Nach der Installation sollten Sie weitere Punkte gemeinsam mit dem/der Handwerker*in durchgehen:

  • Wie lässt sich die neue Heizung regeln?
  • Wie werden Nachtabsenkung und Wassertemperatur eingestellt?
  • Ist der hydraulische Abgleich erledigt und dokumentiert?

Heizungstausch: Dauer der Installation

Ein Heizungstausch dauert meist ein bis zwei Tage. Bei einer Kombination mit Solarthermie und/oder Photovoltaik ist häufig etwas mehr Zeit einzuplanen; ebenso wenn Durchbrüche nötig sind, zum Beispiel für neue Leitungen oder einen großen Warmwasserspeicher.

Wesentlich länger dauert es, wenn auch Heizkörper und Rohre getauscht werden.

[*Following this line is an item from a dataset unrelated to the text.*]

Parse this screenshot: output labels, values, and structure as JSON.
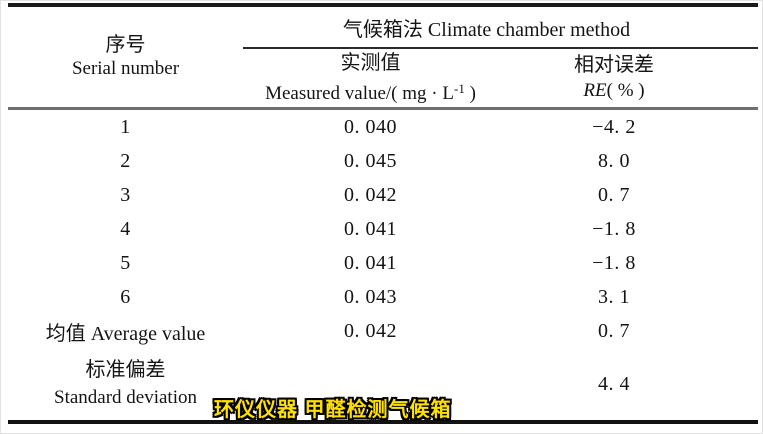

Die genaue Heizungstausch-Dauer hängt also vor allem davon ab, ob es sich um eine Kombination verschiedener Energieträger handelt und ob Vorarbeiten nötig sind.

Je länger die Dauer des Heizungstausches, desto wichtiger ist eine Lösung für die Zwischenzeit:

  • Überlegen Sie, ob Heizlüfter nötig sind, damit kein/e Bewohner*in friert. Viele Handwerker*innen können solche Geräte mitbringen.
  • Klären Sie, wie und wo Sie Warmwasser nutzen können – mit einem Wasserkocher oder bei den Nachbar*innen zum Beispiel.

 

6. Erfolg prüfen

Mit der Installation ist der Heizungstausch noch nicht ganz abgeschlossen – zumindest wenn Sie ein optimales Ergebnis erzielen wollen. Häufig sind noch ein paar Kleinigkeiten zu erledigen oder besser einzustellen. Einiges davon können Sie selbst erledigen (zum Beispiel Nachtabsenkung oder Wassertemperatur anpassen), anderes ist Sache des/der Handwerker*in.

  • Vereinbaren Sie zwei bis drei Termine mit dem/der Handwerker*in, um während der Heizsaison die Einstellungen zu optimieren.
  • Sammeln Sie regelmäßig Zählerstände. So können Sie prüfen, ob Sie wie erwartet einsparen. Falls nicht, sollten Sie mit Handwerker*in oder Energieberater*in sprechen.
  • Nutzen Sie Helfer fürs Sammeln und Auswerten wie das Energiesparkonto oder die App EnergieCheck. Klimabereinigung und Erinnerungen erleichtern das langfristige und regelmäßige Prüfen.

Fördermittel gibt es übrigens nicht nur für den Heizungstausch – auch für die Energieberatung und einen Sanierungsfahrplan sowie für den hydraulischen Abgleich gibt es Zuschüsse.